Source

Speeding up Python code using multithreading

May 29, 2019

Hi lovely people! 👋 A lot of times we end up writing code in Python which does remote requests or reads multiple files or does processing on some data. And in a lot of those cases I have seen programmers using a simple for loop which takes forever to finish executing. For example:

import requests
from time import time

url_list = [
    "https://via.placeholder.com/400",
    "https://via.placeholder.com/410",
    "https://via.placeholder.com/420",
    "https://via.placeholder.com/430",
    "https://via.placeholder.com/440",
    "https://via.placeholder.com/450",
    "https://via.placeholder.com/460",
    "https://via.placeholder.com/470",
    "https://via.placeholder.com/480",
    "https://via.placeholder.com/490",
    "https://via.placeholder.com/500",
    "https://via.placeholder.com/510",
    "https://via.placeholder.com/520",
    "https://via.placeholder.com/530",
]

def download_file(url):
    html = requests.get(url, stream=True)
    return html.status_code

start = time()

for url in url_list:
    print(download_file(url))

print(f'Time taken: {time() - start}')

Output:

<--truncated-->
Time taken: 4.128157138824463

This is a sane example and the code will open each URL, wait for it to load, print its status code and only then move on to the next URL. This kind of code is a very good candidate for multi-threading.

Modern systems can run a lot of threads and that means you can do multiple tasks at once with a very low over-head. Why don’t we try and make use of that to make the above code process these URLs faster?

We will make use of the ThreadPoolExecutor from the concurrent.futures library. It is super easy to use. Let me show you some code and then explain how it works.

import requests
from concurrent.futures import ThreadPoolExecutor, as_completed
from time import time

url_list = [
    "https://via.placeholder.com/400",
    "https://via.placeholder.com/410",
    "https://via.placeholder.com/420",
    "https://via.placeholder.com/430",
    "https://via.placeholder.com/440",
    "https://via.placeholder.com/450",
    "https://via.placeholder.com/460",
    "https://via.placeholder.com/470",
    "https://via.placeholder.com/480",
    "https://via.placeholder.com/490",
    "https://via.placeholder.com/500",
    "https://via.placeholder.com/510",
    "https://via.placeholder.com/520",
    "https://via.placeholder.com/530",
]

def download_file(url):
    html = requests.get(url, stream=True)
    return html.status_code

start = time()

processes = []
with ThreadPoolExecutor(max_workers=10) as executor:
    for url in url_list:
        processes.append(executor.submit(download_file, url))
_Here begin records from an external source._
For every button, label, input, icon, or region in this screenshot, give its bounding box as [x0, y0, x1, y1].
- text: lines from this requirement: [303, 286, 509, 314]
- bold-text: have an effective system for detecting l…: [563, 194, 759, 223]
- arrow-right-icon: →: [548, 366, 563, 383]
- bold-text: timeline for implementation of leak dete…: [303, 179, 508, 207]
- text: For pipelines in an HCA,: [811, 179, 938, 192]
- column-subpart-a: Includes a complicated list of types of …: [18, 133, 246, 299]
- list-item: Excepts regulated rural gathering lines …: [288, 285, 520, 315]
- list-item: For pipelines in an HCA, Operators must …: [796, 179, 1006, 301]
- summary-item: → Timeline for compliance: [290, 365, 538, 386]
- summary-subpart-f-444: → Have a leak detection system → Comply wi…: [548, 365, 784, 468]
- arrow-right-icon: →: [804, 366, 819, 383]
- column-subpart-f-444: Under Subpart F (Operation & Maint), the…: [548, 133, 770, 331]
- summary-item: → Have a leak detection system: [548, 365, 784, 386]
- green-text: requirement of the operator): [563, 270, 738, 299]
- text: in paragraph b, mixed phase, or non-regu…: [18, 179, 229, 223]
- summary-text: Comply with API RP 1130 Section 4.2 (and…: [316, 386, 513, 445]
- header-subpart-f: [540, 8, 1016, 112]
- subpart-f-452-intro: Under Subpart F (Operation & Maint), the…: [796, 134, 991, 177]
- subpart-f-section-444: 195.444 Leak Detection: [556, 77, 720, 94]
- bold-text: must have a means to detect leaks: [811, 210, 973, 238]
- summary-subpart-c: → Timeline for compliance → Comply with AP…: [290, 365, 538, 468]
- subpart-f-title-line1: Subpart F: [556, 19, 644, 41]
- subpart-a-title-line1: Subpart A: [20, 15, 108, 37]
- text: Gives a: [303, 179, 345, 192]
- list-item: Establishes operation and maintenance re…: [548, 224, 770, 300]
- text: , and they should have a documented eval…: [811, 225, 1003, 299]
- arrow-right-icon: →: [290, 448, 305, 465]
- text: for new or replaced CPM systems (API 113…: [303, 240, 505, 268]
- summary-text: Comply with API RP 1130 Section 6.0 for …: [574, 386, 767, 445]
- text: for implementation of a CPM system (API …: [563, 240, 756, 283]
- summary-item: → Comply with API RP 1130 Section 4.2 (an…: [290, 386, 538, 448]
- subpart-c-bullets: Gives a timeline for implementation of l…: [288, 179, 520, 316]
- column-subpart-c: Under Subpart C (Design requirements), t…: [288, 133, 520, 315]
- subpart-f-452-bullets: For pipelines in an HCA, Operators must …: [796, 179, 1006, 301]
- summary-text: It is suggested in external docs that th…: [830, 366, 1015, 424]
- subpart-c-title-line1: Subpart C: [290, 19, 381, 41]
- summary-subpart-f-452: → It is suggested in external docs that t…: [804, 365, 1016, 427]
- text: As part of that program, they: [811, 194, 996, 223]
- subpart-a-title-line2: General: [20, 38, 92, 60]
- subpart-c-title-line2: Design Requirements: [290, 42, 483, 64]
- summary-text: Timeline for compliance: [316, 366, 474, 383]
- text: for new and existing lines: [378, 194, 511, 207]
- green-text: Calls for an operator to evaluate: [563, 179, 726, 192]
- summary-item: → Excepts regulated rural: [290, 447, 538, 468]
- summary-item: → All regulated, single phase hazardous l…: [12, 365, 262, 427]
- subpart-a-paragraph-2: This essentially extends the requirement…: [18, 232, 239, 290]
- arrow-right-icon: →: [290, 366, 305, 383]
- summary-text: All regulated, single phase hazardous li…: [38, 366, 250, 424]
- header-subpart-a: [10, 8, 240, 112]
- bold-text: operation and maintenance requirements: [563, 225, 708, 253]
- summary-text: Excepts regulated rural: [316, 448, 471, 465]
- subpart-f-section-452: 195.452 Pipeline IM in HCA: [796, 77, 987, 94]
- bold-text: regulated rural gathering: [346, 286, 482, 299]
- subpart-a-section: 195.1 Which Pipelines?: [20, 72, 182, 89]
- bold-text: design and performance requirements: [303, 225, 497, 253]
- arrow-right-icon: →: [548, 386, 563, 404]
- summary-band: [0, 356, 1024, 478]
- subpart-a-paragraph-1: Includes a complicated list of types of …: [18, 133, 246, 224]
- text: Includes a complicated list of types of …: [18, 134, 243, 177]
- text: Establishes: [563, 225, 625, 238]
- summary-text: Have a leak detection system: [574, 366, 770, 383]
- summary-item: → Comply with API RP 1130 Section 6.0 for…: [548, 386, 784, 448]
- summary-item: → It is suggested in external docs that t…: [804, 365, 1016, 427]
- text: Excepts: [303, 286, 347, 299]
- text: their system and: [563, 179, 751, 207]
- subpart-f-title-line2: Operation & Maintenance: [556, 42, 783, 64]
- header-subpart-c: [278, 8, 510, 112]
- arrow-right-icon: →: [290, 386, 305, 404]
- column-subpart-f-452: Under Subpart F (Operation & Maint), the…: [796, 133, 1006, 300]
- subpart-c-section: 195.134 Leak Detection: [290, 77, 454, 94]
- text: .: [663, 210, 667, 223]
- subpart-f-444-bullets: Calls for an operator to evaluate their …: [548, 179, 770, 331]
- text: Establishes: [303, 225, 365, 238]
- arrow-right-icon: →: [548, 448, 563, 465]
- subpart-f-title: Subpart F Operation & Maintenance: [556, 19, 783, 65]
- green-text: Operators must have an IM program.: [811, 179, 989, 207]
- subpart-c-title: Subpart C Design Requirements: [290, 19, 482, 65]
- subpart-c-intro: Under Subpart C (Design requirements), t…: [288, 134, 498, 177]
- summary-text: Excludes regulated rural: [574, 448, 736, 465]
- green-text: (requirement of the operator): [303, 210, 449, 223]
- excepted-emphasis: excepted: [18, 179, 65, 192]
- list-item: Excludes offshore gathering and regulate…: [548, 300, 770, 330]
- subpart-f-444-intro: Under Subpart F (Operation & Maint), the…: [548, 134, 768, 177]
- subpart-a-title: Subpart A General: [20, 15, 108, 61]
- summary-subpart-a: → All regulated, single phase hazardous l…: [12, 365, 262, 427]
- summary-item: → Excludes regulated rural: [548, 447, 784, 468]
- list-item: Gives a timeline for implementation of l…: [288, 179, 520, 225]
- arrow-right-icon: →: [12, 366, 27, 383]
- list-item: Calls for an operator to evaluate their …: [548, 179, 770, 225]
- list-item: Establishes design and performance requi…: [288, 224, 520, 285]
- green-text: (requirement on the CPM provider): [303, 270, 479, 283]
for task in as_completed(processes):
    print(task.result())


print(f'Time taken: {time() - start}')

Output:

<--truncated-->
Time taken: 0.4583399295806885

We just sped up our code by a factor of almost 9! And we didn’t even do anything super involved. The performance benefits would have been even more if there were more urls.

So what is happening? When we call executor.submit we are adding a new task to the thread pool. We store that task in the processes list. Later we iterate over the processes and print out the result.

The as_completed method yields the items (tasks) from processes list as soon as they complete. There are two reasons a task can go to the completed state. It has either finished executing or it got cancelled. We could have also passed in a timeout parameter to as_completed and if a task took longer than that time period, even then as_completed will yield that task.

You should explore multi-threading a bit more. For trivial projects it is the quickest way to speed up your code. If you want to learn, more read the official docs. They are super helpful.

Have a good day! See you later!